Wenn Wilson in seinem dunklen Zimmer sitzt, mit verheulten Augen, da ihm die zerfetzten afghanischen Kinder so nahe gehen, ist dies völlig aus dem Zusammenhang gerissen, da dem Publikum zuvor kein innerer Kampf dargestellt wurde, keine Nuancen, wieso Wilson sich das so sehr zu Herzen nimmt. Viel, was man hätte erzählen müssen, um die Geschichte den Zuschauern nahe zu bringen, versäumt man: Wilson bleibt ebenso im Dunkeln wie all die anderen Figuren, ihre Motivation wird vorausgesetzt. In der Tat scheint der Trailer dem Film das Genick gebrochen zu haben, den nicht nur die lustigsten Szenen werden vorweg genommen, sondern auch alle Szenen mit Shiri Appleby hineingepackt. Dieser Superlativ zu sexy taucht nicht so häufig im Film auf, wie man sich das aus dem Trailer vielleicht herzuleiten vermag, was einen dann am Ende doch etwas enttäuscht. So bleibt von Charlie Wilson’s War neben dem tollen Schauspiel von Hoffman nur noch die heiße Appleby. Der Rest ist relativ ermüdend und zu gezwungen komisch.

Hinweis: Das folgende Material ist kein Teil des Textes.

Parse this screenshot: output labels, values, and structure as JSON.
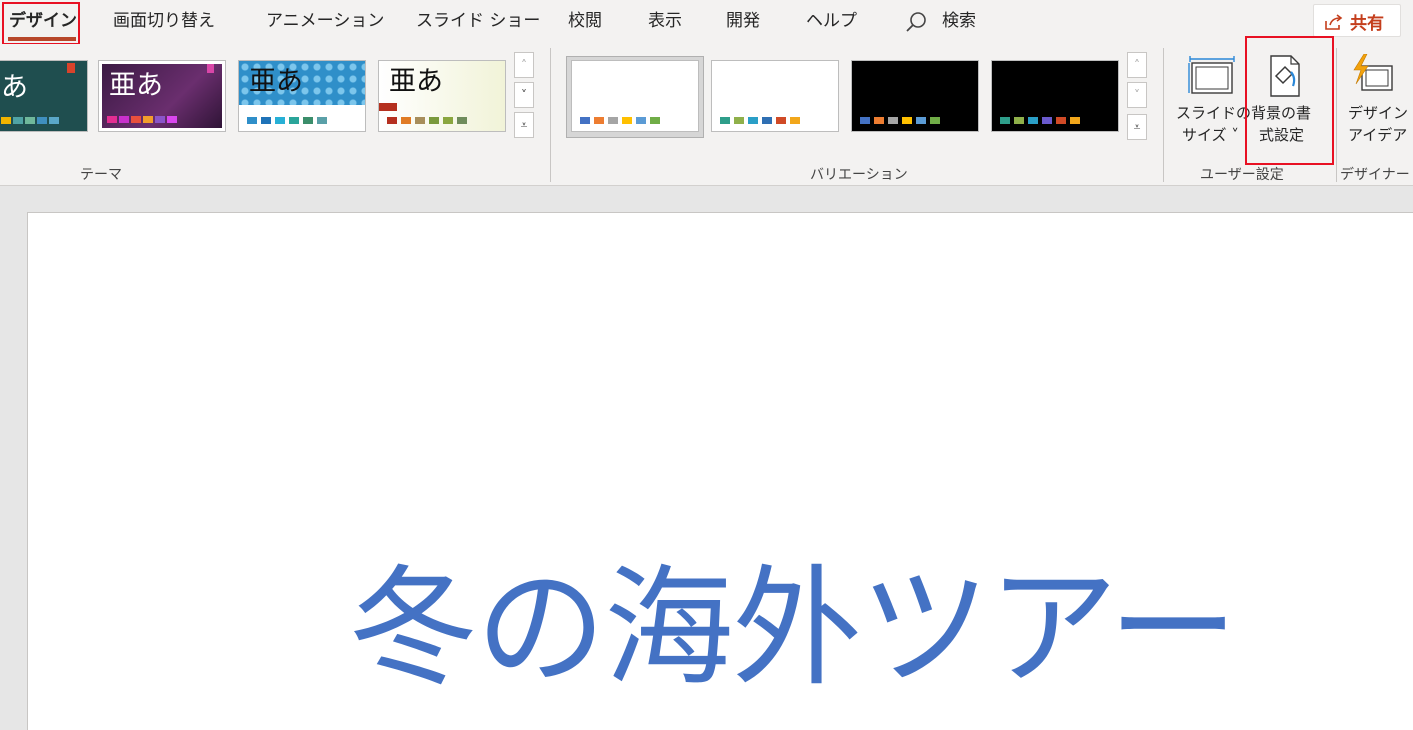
{
  "tabs": {
    "design": "デザイン",
    "transitions": "画面切り替え",
    "animations": "アニメーション",
    "slideshow": "スライド ショー",
    "review": "校閲",
    "view": "表示",
    "developer": "開発",
    "help": "ヘルプ",
    "search": "検索"
  },
  "share_label": "共有",
  "themes": {
    "group_label": "テーマ",
    "items": [
      {
        "title": "あ"
      },
      {
        "title": "亜あ"
      },
      {
        "title": "亜あ"
      },
      {
        "title": "亜あ"
      }
    ]
  },
  "variations": {
    "group_label": "バリエーション"
  },
  "customize": {
    "group_label": "ユーザー設定",
    "slide_size_line1": "スライドの",
    "slide_size_line2": "サイズ ˅",
    "format_bg_line1": "背景の書",
    "format_bg_line2": "式設定"
  },
  "designer": {
    "group_label": "デザイナー",
    "ideas_line1": "デザイン",
    "ideas_line2": "アイデア"
  },
  "slide": {
    "title": "冬の海外ツアー"
  },
  "colors": {
    "accent": "#b7472a",
    "highlight": "#e81123",
    "slide_title": "#4472c4"
  }
}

Was fehlt ist neben der Liebe der Macher zu ihrem Produkt vor allem die fehlende Tiefe der Figuren. Wieso genau will Ms. Herring ihre Ziele verfolgen? Was exakt motiviert Wilson? Wie sieht das Innenleben der Charaktere aus? Inwiefern ließ sich das umsetzen, was Wilson schließlich umgesetzt hat? Auch die Tatsache, dass die USA durch ihre Unterstützung der Mudschaheddin praktisch den späteren islamischen Fundamentalismus direkt finanziert, bzw. durch die Unterlassung weiterer Fördermittel diesen genährt haben, ist ein zu großes Thema, um es in einer einzigen fünfminütigen Szene abzuhandeln. Auch hier sieht man wieder, dass er Film zu ernst sein will, um Komödie zu sein, und zu lustig ist, um als Drama durchzugehen. Die Darsteller, besonders natürlich Julia Roberts, wirken dabei verschenkt, bloße Staffage in einer leblosen Handlung, die wie ein Ballon aufgeblasenes Konstrukt umherfliegt und bei einer ernsthaften Festigkeitsprüfung schließlich explodiert. Charlie Wilson’s War möchte vieles sein und schafft es am Ende schließlich wenig davon tatsächlich auszufüllen.